Like many in apparel retail, Ascena is banking on a digital future. Though the company is shutting down Catherines altogether, it plans to hone Justice’s digital footprint to make up for its drastically reduced real-world presence. And while Lou & Grey stores will close, the brand’s offerings will continue to be sold at Ann Taylor Loft stores.

Teffner did not provide any indication of how many employees would remain if Ascena’s footprint shrinks to 1,200 stores. Given the significant number of stores it plans to close, the downsized brick-and-mortar fleet will “result in a substantial number of employees being terminated,” according to a court filing by Ascena’s bankruptcy counsel.

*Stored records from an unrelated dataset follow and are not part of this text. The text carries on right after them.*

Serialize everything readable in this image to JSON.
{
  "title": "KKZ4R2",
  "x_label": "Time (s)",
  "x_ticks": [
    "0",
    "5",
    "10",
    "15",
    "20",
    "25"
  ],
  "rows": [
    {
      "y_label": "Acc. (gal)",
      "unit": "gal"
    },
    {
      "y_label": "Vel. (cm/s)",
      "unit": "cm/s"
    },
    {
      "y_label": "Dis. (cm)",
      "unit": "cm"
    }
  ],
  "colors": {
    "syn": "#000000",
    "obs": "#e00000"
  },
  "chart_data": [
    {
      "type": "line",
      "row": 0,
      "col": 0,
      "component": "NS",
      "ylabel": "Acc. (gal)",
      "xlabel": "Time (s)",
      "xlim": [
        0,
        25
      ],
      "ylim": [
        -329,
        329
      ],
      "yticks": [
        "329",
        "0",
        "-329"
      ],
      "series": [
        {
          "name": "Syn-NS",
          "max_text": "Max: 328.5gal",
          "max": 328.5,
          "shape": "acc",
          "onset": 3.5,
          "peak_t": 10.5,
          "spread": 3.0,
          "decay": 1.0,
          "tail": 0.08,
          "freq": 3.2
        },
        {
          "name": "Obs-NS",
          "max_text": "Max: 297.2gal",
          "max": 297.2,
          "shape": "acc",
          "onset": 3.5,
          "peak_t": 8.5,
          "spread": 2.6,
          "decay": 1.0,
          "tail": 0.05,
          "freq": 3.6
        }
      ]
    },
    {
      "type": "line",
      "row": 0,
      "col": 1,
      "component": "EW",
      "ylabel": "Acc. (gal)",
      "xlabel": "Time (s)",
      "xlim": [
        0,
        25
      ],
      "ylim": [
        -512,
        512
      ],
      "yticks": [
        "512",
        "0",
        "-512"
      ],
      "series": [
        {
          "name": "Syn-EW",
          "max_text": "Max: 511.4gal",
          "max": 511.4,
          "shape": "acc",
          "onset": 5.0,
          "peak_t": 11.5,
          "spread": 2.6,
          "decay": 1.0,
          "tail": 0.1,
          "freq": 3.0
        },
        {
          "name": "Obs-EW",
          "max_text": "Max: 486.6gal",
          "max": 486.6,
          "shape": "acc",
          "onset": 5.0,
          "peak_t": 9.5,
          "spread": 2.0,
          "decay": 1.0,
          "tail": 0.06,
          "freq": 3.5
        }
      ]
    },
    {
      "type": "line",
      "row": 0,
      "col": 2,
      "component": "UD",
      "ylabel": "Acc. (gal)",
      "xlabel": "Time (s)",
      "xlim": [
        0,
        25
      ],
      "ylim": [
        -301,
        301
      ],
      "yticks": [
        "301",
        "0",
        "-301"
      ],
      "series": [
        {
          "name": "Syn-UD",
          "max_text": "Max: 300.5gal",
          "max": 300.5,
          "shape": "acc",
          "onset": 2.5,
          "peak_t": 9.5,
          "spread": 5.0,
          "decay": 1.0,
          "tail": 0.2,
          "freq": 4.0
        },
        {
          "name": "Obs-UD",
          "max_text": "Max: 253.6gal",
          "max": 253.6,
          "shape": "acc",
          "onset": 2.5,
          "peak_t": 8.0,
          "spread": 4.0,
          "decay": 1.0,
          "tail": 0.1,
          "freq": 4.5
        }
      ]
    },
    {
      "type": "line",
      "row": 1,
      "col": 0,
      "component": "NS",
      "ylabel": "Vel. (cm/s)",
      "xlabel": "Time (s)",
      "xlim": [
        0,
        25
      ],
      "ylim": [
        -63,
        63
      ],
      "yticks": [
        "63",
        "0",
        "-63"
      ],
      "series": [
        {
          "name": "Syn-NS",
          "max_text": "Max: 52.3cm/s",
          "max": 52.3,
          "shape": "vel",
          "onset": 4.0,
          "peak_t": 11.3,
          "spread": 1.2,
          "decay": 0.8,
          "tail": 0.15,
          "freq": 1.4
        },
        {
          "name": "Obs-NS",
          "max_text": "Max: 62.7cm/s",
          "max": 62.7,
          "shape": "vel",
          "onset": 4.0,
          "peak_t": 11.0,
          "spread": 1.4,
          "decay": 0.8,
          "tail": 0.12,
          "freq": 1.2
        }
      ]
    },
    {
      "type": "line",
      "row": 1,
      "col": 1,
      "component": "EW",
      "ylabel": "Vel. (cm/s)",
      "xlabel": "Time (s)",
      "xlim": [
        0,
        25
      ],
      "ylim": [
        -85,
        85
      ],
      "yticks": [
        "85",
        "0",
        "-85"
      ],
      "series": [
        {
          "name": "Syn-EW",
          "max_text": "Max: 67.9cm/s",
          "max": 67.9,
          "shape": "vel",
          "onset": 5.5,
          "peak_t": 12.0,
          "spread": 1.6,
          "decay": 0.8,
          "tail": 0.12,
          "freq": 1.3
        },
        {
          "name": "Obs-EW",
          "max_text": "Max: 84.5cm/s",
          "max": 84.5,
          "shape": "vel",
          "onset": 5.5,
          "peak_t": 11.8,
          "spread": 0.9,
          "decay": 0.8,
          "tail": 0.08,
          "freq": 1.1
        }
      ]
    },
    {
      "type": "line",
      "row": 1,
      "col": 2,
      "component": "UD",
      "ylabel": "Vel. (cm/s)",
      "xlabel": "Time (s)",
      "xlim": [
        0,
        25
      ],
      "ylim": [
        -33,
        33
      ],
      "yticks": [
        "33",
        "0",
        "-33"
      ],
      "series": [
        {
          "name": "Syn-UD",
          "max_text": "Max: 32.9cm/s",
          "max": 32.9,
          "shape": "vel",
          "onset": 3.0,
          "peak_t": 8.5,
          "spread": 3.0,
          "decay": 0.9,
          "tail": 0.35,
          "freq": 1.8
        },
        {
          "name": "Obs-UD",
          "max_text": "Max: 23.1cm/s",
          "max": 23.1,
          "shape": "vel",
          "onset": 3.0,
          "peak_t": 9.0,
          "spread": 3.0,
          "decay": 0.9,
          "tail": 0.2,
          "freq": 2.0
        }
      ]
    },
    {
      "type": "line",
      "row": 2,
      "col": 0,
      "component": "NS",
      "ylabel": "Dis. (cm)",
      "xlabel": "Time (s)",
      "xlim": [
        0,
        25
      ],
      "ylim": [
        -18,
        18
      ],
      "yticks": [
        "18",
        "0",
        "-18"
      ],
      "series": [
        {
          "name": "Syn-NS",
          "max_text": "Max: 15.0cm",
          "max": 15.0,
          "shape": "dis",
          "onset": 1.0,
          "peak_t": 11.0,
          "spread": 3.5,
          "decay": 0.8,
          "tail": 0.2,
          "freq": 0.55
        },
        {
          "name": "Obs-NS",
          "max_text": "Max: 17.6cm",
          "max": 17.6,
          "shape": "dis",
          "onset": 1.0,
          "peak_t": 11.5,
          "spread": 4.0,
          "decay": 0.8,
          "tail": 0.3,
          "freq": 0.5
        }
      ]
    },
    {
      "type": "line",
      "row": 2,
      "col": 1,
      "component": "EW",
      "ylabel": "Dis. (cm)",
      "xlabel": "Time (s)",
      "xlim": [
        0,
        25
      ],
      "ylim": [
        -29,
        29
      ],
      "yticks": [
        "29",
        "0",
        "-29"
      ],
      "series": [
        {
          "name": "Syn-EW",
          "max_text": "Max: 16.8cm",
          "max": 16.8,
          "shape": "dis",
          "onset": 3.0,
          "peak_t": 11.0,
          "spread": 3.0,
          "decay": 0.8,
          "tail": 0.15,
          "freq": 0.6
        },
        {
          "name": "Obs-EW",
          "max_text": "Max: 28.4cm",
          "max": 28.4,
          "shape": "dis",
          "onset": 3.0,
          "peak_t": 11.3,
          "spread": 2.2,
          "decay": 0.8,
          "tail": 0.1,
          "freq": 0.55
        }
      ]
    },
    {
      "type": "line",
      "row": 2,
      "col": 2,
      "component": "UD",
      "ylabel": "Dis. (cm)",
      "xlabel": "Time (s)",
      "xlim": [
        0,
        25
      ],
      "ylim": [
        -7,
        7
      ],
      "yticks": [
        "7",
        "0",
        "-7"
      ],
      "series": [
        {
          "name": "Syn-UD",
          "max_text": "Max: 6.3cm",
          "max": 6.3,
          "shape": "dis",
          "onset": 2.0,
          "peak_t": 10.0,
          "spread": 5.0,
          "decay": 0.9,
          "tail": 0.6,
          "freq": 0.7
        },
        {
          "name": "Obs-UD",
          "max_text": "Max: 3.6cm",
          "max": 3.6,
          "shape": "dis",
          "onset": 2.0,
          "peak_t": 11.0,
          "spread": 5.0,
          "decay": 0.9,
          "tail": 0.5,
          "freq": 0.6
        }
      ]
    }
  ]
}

At the end of its fiscal 2019 in August, Ascena had roughly 50,000 employees, with about 40,000, or 80 percent, considered part-time and who most likely account for its thousands of store associates.

Related Stories

Last month, Ascena also said it would pay $5.5 million in incentive awards to its top three executives, which include Teffner and CEO Gary Muto, a move reminiscent of J. C. Penney showering top brass with millions in bonuses just days prior to its bankruptcy filing.

Ascena’s Chapter 11 petition on Thursday put in place a restructuring plan with the support of 68 percent of its term loan lenders. The agreement calls for the conversion of a portion of their debt holding into equity in the reorganized company. They also will backstop a $311.8 million debtor-in-possession financing facility that includes $150 million in new money and a roll up of a portion of their prepetition term loans into the DIP package. Holders of general unsecured claims are expected to receive their pro rata share of $500,000.

The company is in discussions with asset-based lenders for a $400 million ABL exit financing facility, Teffner said.

The petition listed total assets of $13.69 billion and total liabilities at $12.52 billion. Joining Ascena were 64 affiliated entities. Stadium Capital Management and Charles Schwab Investment Management Inc. were the top two equity holders at 9.6 percent and 9.4 percent, respectively. Also listed were David R. Jaffe, Ascena’s former CEO and son of company founders Elliot and Roslyn Jaffe, and his sister Elise, who retain stakes of 6.0 percent stake and 5.1 percent, respectively.

Among Ascena’s top ten unsecured creditors, five were landlords and the others vendors holding trade claims. The top ten unsecured creditors are: Simon Property Group, Indianapolis, Ind., $31.7 million; Brookfield Partners, New York, N.Y., $16.6 million; Boston Properties Ltd., Boston Mass., $8.8 million; Tanger Properties, Greensboro, N.C., $7.2 million; Pan Pacific Co. Ltd., Seoul, Korea, $6.8 million; MGF Sourcing, Columbus, Ohio, $6.7 million, SAE A Trading Co. Ltd., Seoul, Korea, $6.3 million; Orient Craft, Gurgaon, India, $5.3 million; The Macerich Co., Santa Monica, Calif., $5.3 million, and Hip Sing China Industrial Ltd., Kowloon, Hong Kong, $5.1 million.